Lessons Learned from Publishing my First Book

“You should write a book. You should publish this Bible Study,” my friends told me over and over again.

For years, I did nothing. First, I didn’t know where to start. Not knowing anyone who had published a book, I had no one to help me. Furthermore, I didn’t believe I had anything to add to the current array of books and studies already available. While I appreciated praise for my writing, I still didn’t believe it was good enough. Fear also deterred me. Fear of publicity, criticism or conveying a false message. Fear of being proud. I thought authoring a book would promote myself.

Then I started studying Mary of Nazareth and found someone my faith tradition had ignored. Mary had to be shared. These new and profound discoveries ignited a passion in me great enough to find a way to share them.

I was in a quandary. “I want to write a book, but I don’t want anyone to read it,” I told my husband.

So I prayed, asking God to guide me. Gradually the roadblocks I gave myself began to fade. My husband’s eagerness to attempt new ventures showed me that while it’s easier to remain comfortable, growth comes from embracing challenges. One of my mentors taught me that “Humility is the God-given self-assurance that eliminates the need to prove to others the worth of who you are and the rightness of what you do.”1 I started to believe I could actually do this.

I kept praying. God began to lead and I simply followed. I received some monies from my father’s estate eliminating any financial excuses. Then I saw a flyer at a retreat center for a one-day workshop entitled, “So you plan to write a book in 2019.” I could not ignore such a direct invitation and my project was officially launched. That was eleven months ago.

One thing led to another. I joined a facebook writing group.2 These women had published already and knew what they were talking about. From there, I found a free virtual writer’s conference.3 Both groups eagerly shared their knowledge with me and I soaked it up. I dedicated most of my days off (I only work part time with Christar) to this project. And now it is done.

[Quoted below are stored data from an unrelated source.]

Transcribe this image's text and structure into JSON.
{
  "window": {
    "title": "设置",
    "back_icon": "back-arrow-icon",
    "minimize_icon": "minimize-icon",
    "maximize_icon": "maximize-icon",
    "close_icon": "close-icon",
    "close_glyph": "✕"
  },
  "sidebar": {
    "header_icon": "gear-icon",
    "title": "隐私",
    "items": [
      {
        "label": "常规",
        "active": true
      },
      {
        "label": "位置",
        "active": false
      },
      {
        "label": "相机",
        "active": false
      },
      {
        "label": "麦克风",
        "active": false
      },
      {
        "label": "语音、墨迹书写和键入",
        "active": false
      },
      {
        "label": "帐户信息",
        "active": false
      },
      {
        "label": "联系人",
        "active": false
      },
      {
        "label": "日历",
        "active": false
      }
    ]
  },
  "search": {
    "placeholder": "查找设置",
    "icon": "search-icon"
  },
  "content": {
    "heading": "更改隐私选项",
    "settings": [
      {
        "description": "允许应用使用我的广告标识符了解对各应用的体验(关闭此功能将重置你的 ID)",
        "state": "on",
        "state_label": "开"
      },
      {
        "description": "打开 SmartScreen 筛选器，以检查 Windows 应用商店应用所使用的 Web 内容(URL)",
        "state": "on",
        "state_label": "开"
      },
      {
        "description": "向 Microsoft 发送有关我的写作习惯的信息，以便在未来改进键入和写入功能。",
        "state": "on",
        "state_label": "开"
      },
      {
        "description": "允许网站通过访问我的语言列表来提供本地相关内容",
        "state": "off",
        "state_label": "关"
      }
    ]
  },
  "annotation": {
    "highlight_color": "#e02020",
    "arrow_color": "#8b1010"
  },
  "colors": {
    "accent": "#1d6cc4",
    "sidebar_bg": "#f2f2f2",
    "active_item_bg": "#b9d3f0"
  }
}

Favored, Blessed, Pierced is published!

So because I benefited so much from the the stories of others, I’m sharing some of what I learned on my journey:

  • Anyone can publish a book, making them an author (quality is another matter).
  • Authors don’t make much money on the sales of their books (that comes from side ventures like speaking).
  • The internet, and Amazon in particular makes it possible for anyone to self-publish. The stigma this previously carried has diminished with the improvement of the quality of self-published books.
  • Being a novice, self-publishing made more sense than going the traditional route for my purposes.
  • It doesn’t take tons of money to publish a book, but it does take an investment to produce a good book. You do get what you pay for in this case!
  • Hiring a professional editor and cover designer ensures you get the best product you possibly can.
  • Using a pre-formatted template (or hiring someone to do it for you) makes the product more professional and saves many hours.
  • Following a manual (such as the Chicago Manual of Style) helps with all the fine points of grammar, punctuation and more.
  • “Google it” is actually true! You can find out everything on the web.
  • Authors have to market their books even if traditionally published.

I also learned so much personally from this experience. Writing and publishing kept me studying, reading, watching webinars, thinking—using my brain. To my surprise I discovered I like formatting, working with a word document (I used Pages for Mac) and making it look attractive. I also don’t mind marketing, making image quotes, and advertising. The most difficult parts for me were the editing, discovering I need to learn where to put commas (!) and the technical side of things.

Writing and publishing has also increased my courage. The more I believed in the message of my book (Mary’s story), the braver I grew to ask for help, to keep going and to not let perfectionism and fear hold me back. I now accept that no matter how hard I try or how many times I have gone over the manuscript, there will be mistakes in it.

I was so inspired by the many people who willingly empowered me. When I courageously asked, they happily answered. Their generosity has challenged me to be less stingy with my message or my new information (hence this blog). Giving away my secrets doesn’t mean I lose out. Promoting someone else doesn’t mean less for me. If someone purchases another’s book and not mine, I have helped advance the Kingdom of God.

I am still nervous and have no idea where this journey will take me. Will I publish more books? Probably. Will I become famous or inundated with mail? Probably not. Will someone misunderstand and criticize? Most likely. Am I glad I did it? Absolutely yes.

So I will keep praying and following the leads. As my book finds its way into the hands of readers this Advent, this quote I saw in the comments of a another book review sums up my feelings:

We are engaged in the delicate dance of becoming known, but not to become known, rather to make Him known.

Damon J. Gray

1. Dr. Jackie Roese, I’m EnoughLearning to Live Confidently in Your Own Skin, (HIS Publishing), 44.